Joplin’s voice screams once more. I peer outside. The Impala’s driver leers at me.
I lean against my pillow, close my eyes. I won’t sleep, but the dreams will come.
And so will the dead.
* * *
My mother. God forgive her.
My father. He did his best.
Dad tried to make things right, but he made mistakes too. He told me the money he’d put away to buy my car would have to sit a while—until Mom got over being uptight about me having a car of my own—about being able to come and go as I pleased. As soon as she got better he’d go to the Ford dealer-ship and get me that shiny red Mustang, a mint 1966 convertible. Until then I’d have to depend on my friends to get me to the places I needed to go. When he gave his permission I could borrow his ’66 Impala, but only to run errands for Ma, or to visit my Aunt Lil and my grandparents in the winter when it was too cold and dark at night to walk.
Dad, like many Italian-American males, took pride in his garden. My parents owned over an acre of land in West Warwick, Rhode Island. They’d bought it with the money they saved while living in my grandparent’s house.
I have fond memories of Dad turning the soil with his shovel when spring came, getting ready to plant seeds for corn, tomatoes, lettuce and green beans. When I was just a kid I’d stand there as he worked and we’d talk. Lots of times we’d talk about Mom, school and how pretty soon boys would be chasing me. I can still picture him turning the soil with his shovel as the sun sank and the night wind grew chilly.
Like Mom, Dad never really believed I was smart either. He’d call me his little idiot, and criticize me when I’d drop a glass of water, or open the window on a winter night because I wanted to hear the trees rustling, or the traffic passing below.
It was different with my brother Paul. He could do no wrong. He was five years older than I was, good looking and smart. Paul graduated from business school and landed a good job; bank manager of Providence Side Credit Union, and Dad couldn’t stop talking about how proud he was of his son.
In 1968 my brother got drafted, served some time in Vietnam. He sent letters whenever he could, and I wrote him at least one letter a day. I’d buy funny cards at the drugstore and fill boxes with the candy and mixed nuts he loved.

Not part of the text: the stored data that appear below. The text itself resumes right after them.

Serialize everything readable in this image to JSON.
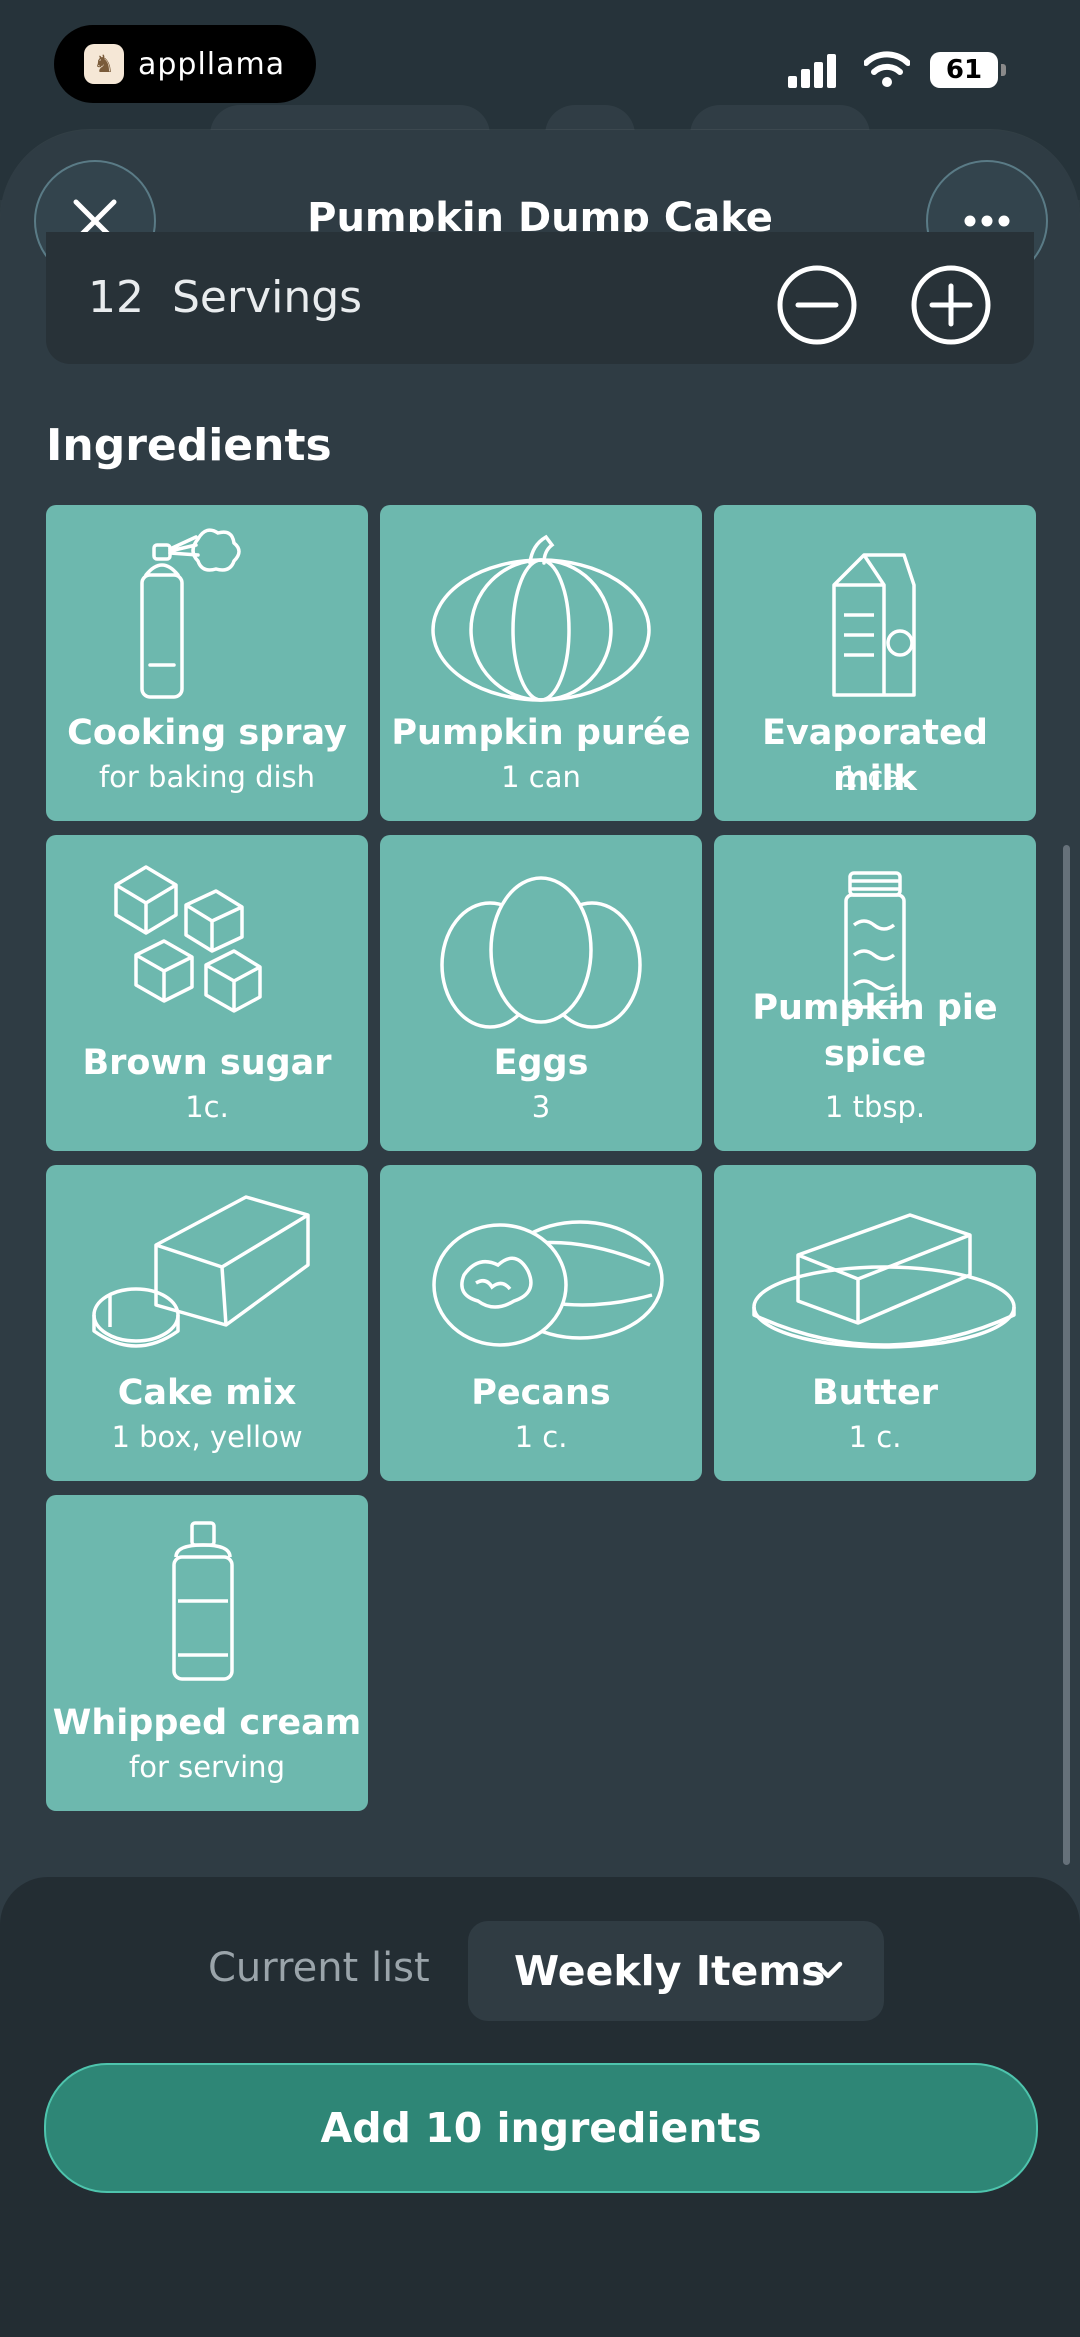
{
  "status_bar": {
    "app_name": "appllama",
    "battery": "61"
  },
  "header": {
    "title": "Pumpkin Dump Cake",
    "close_icon": "close-icon",
    "more_icon": "more-icon"
  },
  "servings": {
    "count": "12",
    "label": "Servings"
  },
  "ingredients": {
    "title": "Ingredients",
    "items": [
      {
        "name": "Cooking spray",
        "qty": "for baking dish",
        "icon": "spray-can-icon"
      },
      {
        "name": "Pumpkin purée",
        "qty": "1 can",
        "icon": "pumpkin-icon"
      },
      {
        "name": "Evaporated milk",
        "qty": "1 ca.",
        "icon": "milk-carton-icon"
      },
      {
        "name": "Brown sugar",
        "qty": "1c.",
        "icon": "sugar-cubes-icon"
      },
      {
        "name": "Eggs",
        "qty": "3",
        "icon": "eggs-icon"
      },
      {
        "name": "Pumpkin pie spice",
        "qty": "1 tbsp.",
        "icon": "spice-jar-icon"
      },
      {
        "name": "Cake mix",
        "qty": "1 box, yellow",
        "icon": "cake-loaf-icon"
      },
      {
        "name": "Pecans",
        "qty": "1 c.",
        "icon": "pecans-icon"
      },
      {
        "name": "Butter",
        "qty": "1 c.",
        "icon": "butter-icon"
      },
      {
        "name": "Whipped cream",
        "qty": "for serving",
        "icon": "whipped-cream-can-icon"
      }
    ]
  },
  "bottom": {
    "current_list_label": "Current list",
    "list_value": "Weekly Items",
    "add_button": "Add 10 ingredients"
  },
  "colors": {
    "tile": "#6db8ae",
    "accent": "#2e8676",
    "background": "#2f3c44"
  }
}
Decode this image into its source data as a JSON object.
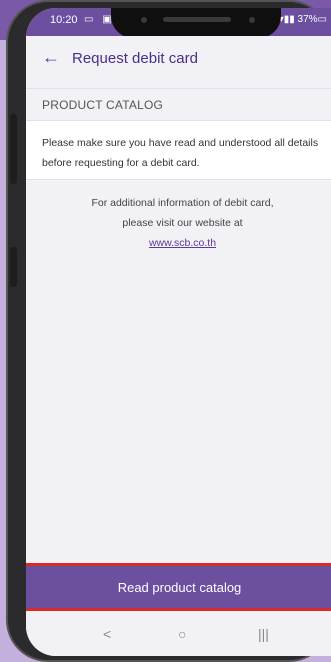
{
  "status_bar": {
    "time": "10:20",
    "left_icons": "▭ ▣",
    "right_icons": "▾▮▮ 37%▭"
  },
  "app_bar": {
    "back_icon": "arrow-left",
    "title": "Request debit card"
  },
  "section": {
    "title": "PRODUCT CATALOG"
  },
  "notice": {
    "text": "Please make sure you have read and understood all details before requesting for a debit card."
  },
  "info": {
    "line1": "For additional information of debit card,",
    "line2": "please visit our website at",
    "link": "www.scb.co.th"
  },
  "cta": {
    "label": "Read product catalog"
  },
  "nav_bar": {
    "back": "<",
    "home": "○",
    "recents": "|||"
  },
  "colors": {
    "brand_purple": "#6d4fa0",
    "highlight_red": "#d62b2b"
  }
}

His letters to my parents and other family members were upbeat and cheerful, but his letters to me were sad, revealing a chilling sense of loneliness.
He wrote these words to m
e in a letter dated November 10th, 1969:
Dear Julia:
Don’t repeat this to the rest of the family, but I’m always scared out here. I’ve seen friends die. I’ve seen them die in such horrible ways. I have bad dreams. Sometimes the dead come and talk to me. I see them sitting at the foot of my bed when I wake up. I think I’m going crazy.
I see Demons. They look human, but their faces are milk white. There are black circles around their eyes. And they hiss at me, like when the tabbies back home get pissed at the neighbor’s dogs.
Your cards, letters and packages cheer me up. When I get home we’re going to forget all this and party. It’ll be like it was before, and none of this will matter.
Love, Paul
* * *
Two kittens are snuggled against my legs, another sleeps by my head. Mother cat is lying on the threshold to my room. Her eyes are yellow slits. Her tail flicks back and forth. Her ears move with each creak, with every rustle of the sheets.
My brother loved cats, the reason why my parents kept them as pets—even after his death.
“Aunt Lil told me that cats guard the gateway between life and death. They can see the dead. Crazy as she is, it’s one superstition I want to believe,” my brother told me years ago as he stroked a tiny tabby he’d found in the woods.
They can see the dead.
Mother cat sits upright, sniffs the air. A floorboard creaks. A shot explodes, or so it seems. It’s only the muffler of a passing car.
I close my eyes. A smoky dream begins. My mother is standing in the kitchen. The floorboards are slimy and cracked, ready to collapse. There’s a foul smell and people are screaming in the distance. Footsteps, slow and deliberate, echo. They are coming for her. Their faces are rotted, eyes milky and dull, fingers tap Ma on the shoulder, spin her around and lead her into a gaping hole in the wall.